Lucas moveu ação de divórcio cumulada com pedido de guarda, partilha de bens e oferta de alimentos em face de Luana. Ao final, foi prolatada sentença de parcial procedência. Insatisfeito com o resultado, Lucas pretende apresentar recurso em face da sentença em relação aos capítulos relativos à partilha de bens e aos alimentos. Em relação aos efeitos suspensivo e devolutivo da apelação,
- A)é devolvido ao Tribunal o conhecimento de todas as pretensões do processo, ainda que não impugnadas especificamente, por força do efeito devolutivo.
Errada: o efeito devolutivo devolve ao Tribunal apenas o que foi efetivamente impugnado, não tudo o que existiu no processo.

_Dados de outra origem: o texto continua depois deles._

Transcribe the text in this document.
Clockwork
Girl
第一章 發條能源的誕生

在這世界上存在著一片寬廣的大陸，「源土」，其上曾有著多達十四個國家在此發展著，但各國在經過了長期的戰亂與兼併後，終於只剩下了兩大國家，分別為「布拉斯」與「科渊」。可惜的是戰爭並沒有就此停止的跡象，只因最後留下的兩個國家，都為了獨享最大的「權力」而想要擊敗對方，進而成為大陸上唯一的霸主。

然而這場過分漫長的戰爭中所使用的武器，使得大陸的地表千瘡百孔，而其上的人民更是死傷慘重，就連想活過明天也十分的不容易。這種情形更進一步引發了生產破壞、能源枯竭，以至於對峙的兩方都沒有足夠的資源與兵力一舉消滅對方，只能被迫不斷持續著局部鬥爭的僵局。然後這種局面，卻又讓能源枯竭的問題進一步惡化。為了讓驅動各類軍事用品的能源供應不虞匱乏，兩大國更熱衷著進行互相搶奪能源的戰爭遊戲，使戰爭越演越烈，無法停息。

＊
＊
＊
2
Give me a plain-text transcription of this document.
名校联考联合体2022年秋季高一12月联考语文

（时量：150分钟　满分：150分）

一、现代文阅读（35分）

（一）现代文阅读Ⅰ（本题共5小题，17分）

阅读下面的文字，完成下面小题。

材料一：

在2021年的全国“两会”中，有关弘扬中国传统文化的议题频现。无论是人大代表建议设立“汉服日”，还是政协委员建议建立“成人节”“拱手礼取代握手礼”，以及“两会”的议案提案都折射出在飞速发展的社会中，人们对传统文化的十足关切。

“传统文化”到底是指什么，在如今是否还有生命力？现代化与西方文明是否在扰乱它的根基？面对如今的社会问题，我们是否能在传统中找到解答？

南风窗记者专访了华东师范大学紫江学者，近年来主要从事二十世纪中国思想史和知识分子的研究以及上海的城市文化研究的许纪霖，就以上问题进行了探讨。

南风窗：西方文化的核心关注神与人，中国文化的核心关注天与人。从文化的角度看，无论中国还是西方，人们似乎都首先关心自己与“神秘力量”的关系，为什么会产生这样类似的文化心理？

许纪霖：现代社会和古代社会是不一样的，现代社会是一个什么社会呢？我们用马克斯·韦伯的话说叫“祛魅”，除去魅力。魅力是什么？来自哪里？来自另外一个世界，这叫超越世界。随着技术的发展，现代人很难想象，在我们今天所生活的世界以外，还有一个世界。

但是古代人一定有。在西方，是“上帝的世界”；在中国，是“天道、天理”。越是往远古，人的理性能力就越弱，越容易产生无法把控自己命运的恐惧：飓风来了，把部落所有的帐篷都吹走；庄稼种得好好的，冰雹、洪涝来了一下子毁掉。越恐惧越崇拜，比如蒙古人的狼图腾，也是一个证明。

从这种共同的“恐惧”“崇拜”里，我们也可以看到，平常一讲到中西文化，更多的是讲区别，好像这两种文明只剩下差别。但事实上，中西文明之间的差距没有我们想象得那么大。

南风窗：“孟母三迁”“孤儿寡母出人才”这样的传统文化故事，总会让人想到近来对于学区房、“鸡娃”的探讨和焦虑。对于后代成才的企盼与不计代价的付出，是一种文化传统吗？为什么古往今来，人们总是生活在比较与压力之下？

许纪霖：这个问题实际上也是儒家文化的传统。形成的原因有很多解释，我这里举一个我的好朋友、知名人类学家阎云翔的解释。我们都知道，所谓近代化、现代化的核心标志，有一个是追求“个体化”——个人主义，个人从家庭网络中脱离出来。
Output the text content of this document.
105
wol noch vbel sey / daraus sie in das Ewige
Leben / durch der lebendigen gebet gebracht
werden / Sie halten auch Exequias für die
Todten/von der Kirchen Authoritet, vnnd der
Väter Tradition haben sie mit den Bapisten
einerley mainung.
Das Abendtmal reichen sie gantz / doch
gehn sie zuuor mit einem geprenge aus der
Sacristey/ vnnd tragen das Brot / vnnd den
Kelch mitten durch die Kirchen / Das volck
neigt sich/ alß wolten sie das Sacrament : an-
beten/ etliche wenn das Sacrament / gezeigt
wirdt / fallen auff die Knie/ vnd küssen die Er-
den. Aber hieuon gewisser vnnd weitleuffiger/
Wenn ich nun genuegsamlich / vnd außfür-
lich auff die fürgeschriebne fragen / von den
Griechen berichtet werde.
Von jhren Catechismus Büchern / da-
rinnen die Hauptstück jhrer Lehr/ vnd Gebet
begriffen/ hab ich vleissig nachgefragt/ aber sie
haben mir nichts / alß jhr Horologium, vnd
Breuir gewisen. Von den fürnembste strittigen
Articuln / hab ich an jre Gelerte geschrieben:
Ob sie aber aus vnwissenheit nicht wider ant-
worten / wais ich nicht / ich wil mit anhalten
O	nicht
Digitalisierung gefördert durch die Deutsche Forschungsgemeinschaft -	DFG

- B)o efeito suspensivo da apelação em relação ao capítulo da partilha de bens somente será concedido se demonstrada a probabilidade de provimento do recurso ou se, sendo relevante a fundamentação, houver risco de dano grave ou de difícil reparação.
Errada: o enunciado inverte a lógica do CPC, porque quem tem a disciplina especial de afastamento do suspensivo são os alimentos, não a partilha de bens.
- C)a apelação possui efeito apenas devolutivo quanto ao capítulo dos alimentos, permitindo-se o cumprimento provisório, enquanto em relação ao capítulo da partilha de bens, em regra, é dotada de efeito suspensivo.
Certa: nos alimentos a apelação não tem efeito suspensivo, permitindo cumprimento provisório, enquanto a partilha de bens segue, em regra, com efeito suspensivo.
- D)a apelação em relação a ambos os capítulos está sujeita aos efeitos devolutivo e suspensivo, pois constituem a regra do Código de Processo Civil.
Errada: efeito suspensivo não é a regra para qualquer capítulo em qualquer situação, pois o CPC prevê exceções expressas, como a dos alimentos.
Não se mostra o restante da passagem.